Note: I just added the picture of my little friend. I originally wanted to post him, but for some reason I wimped out. Maybe my inner critic doesn’t like the light of day, or maybe, I have some taste after all. Regardless, in the spirit of true transparency, he’s up here now!


Doing NaNoWriMo? Buddy up with me!

18 thoughts on “Say Hello to Your Inner Critic and Write Faster

  1. I think it was at around second grade that I started to hear “the voice” as well.

    I’m not kicking up dust with the NaNoWriMo, I am working on a book though. So I’m off to take your advice and write and if the critic makes my fingers stumble, I’ll write about it.

    Hmmm, maybe all it wants is some attention. If I write about how much it is interfering with my work it will be happy and sit aside for a bit.

    Thanks!
    Rachel

    Rachel Z. Cornell´s last blog post..Winston Churchill said: “If you are going through hell, keep going.”

  2. @Rachel Be careful about feeding the critic too much. I have 2 million words in my journal. Most of it could be classified as love letters to my inner critic. 🙂

    P.S. It was great to read your post yesterday! (folks, check it out in the link above)

  3. My inner critic is regularly bludgeoned into silence with whatever ponderous phrase I’m choosing to write at that particular moment. It’s just when I’m done, when I’ve pushed away from the keyboard and refilled my water glass and reviewed in my head the things I’ve written that she rises up over my shoulder and starts yammering. I haven’t figured out what to do about her yet. She forces me to cut out a lot of material, things that by the next day I wish I hadn’t touched. Are we forever cursed, forced to second-guess our creative selves? Sometimes I wish I’d gone into accounting.

    Crystal R R Edwards´s last blog post..Pump(kin) Up the Volume and Your Mission For Monday

  4. I’m currently struggling against my inner critic over the novel I’m working on. I won last night, but it was the first victory in a while. It’s funny that in my latest blog post I was trying to identify what made it so difficult for me to get those initial words on the page, and you captured it so well with this post.

    Kameron´s last blog post..I am a revisionist

  5. @Maria Wow! That’s a lot of nuts! 😉 I know what you mean about being draining. That kind of output is almost mystical in the way it pulls away what ails you. Be careful of burnout though.
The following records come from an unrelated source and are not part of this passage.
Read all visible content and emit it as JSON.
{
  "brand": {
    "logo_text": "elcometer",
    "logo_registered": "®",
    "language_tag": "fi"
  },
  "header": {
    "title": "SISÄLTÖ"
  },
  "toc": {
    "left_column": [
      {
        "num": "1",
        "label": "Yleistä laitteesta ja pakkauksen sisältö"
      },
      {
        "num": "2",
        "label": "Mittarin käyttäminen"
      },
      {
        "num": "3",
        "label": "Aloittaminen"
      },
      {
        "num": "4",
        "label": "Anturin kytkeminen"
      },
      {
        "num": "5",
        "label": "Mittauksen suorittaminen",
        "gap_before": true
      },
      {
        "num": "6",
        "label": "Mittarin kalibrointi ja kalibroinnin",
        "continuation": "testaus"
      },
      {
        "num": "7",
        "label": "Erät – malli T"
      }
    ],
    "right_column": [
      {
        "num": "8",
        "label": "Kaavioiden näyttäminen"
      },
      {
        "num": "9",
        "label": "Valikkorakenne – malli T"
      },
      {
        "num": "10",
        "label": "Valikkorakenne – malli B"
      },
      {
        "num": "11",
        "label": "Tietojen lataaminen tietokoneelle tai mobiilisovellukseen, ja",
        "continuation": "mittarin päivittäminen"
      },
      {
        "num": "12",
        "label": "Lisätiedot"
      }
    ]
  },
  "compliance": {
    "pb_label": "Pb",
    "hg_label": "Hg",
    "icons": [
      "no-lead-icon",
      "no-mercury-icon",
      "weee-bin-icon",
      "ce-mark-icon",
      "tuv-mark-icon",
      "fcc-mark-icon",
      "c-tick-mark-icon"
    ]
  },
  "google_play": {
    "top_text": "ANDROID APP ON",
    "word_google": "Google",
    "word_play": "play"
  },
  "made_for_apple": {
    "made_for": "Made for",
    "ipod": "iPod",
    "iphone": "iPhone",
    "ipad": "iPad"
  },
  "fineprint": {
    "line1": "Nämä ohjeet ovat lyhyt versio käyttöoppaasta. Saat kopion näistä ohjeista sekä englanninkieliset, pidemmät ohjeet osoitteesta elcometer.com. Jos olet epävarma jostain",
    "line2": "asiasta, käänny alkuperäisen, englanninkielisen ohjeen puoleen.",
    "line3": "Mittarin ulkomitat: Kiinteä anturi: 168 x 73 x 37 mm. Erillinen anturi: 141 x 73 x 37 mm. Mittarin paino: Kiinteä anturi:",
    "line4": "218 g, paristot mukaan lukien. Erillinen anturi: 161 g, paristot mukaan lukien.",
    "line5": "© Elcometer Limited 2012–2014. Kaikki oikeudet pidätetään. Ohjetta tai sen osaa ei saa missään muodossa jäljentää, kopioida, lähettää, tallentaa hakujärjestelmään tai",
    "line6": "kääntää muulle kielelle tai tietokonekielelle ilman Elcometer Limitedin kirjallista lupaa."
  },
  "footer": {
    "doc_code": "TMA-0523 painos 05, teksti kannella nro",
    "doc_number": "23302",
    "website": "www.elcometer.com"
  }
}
    @Karen My 5th grade teacher is still my favorite, but I don’t remember a thing she said. All I remember is that I got to sit in the hall every afternoon and work on a book. 🙂

    @Crystal I think it’s a life long struggle, but maybe a bit like a marriage. You learn to grow together over time. Of course, those don’t always work out so well either. 0_o

    @Kameron Thanks for the kind words and congrats on winning the latest round with your inner critic! 🙂 By the title of your recent post (and I’m going over to read it after this comment), you’re having the same conversations with your critic that I do.

  6. Hi Jamie,
    Nice post and you make some great points. And I was right there with you in that classroom daydreaming instead of paying attention. Ironically, the thing that turns off my critic’s voice is writing by hand. Something about holding a pen and pressing it to paper chases all the uglies away. I write that way until the stream is there and then pick it up on the keyboard and it usually just flows on. Don’t know why it works that way for me but it does.
    WC

    writerchick´s last blog post..Heads Up

  7. @Maria I have and there is a lady here in town who does writing seminars using Natalie’s “system”. Haven’t gone to one but I hear she’s good. My favorite book on this topic is still Courage to Write by Ralph Keyes.

    @writerchick Thanks! I have sort of the same experience with pen in hand. Wrote my first novel longhand in fact. The thing is that I usually end up doing more drawing than writing when I scribble. 🙂

  8. @Deb Multiple inner critics! I forgot all about Anne Lamott’s mice and jar routine, but it’s good. I wish my inner critic was as funny as Pinky and the Brain. It’s a little more like being stuck with Dracula and Renfield.

  9. @Deb You are most certainly not a mouse, but I do think you ought to pin up the phrase It’s me or the mice on your board. That’s a good one.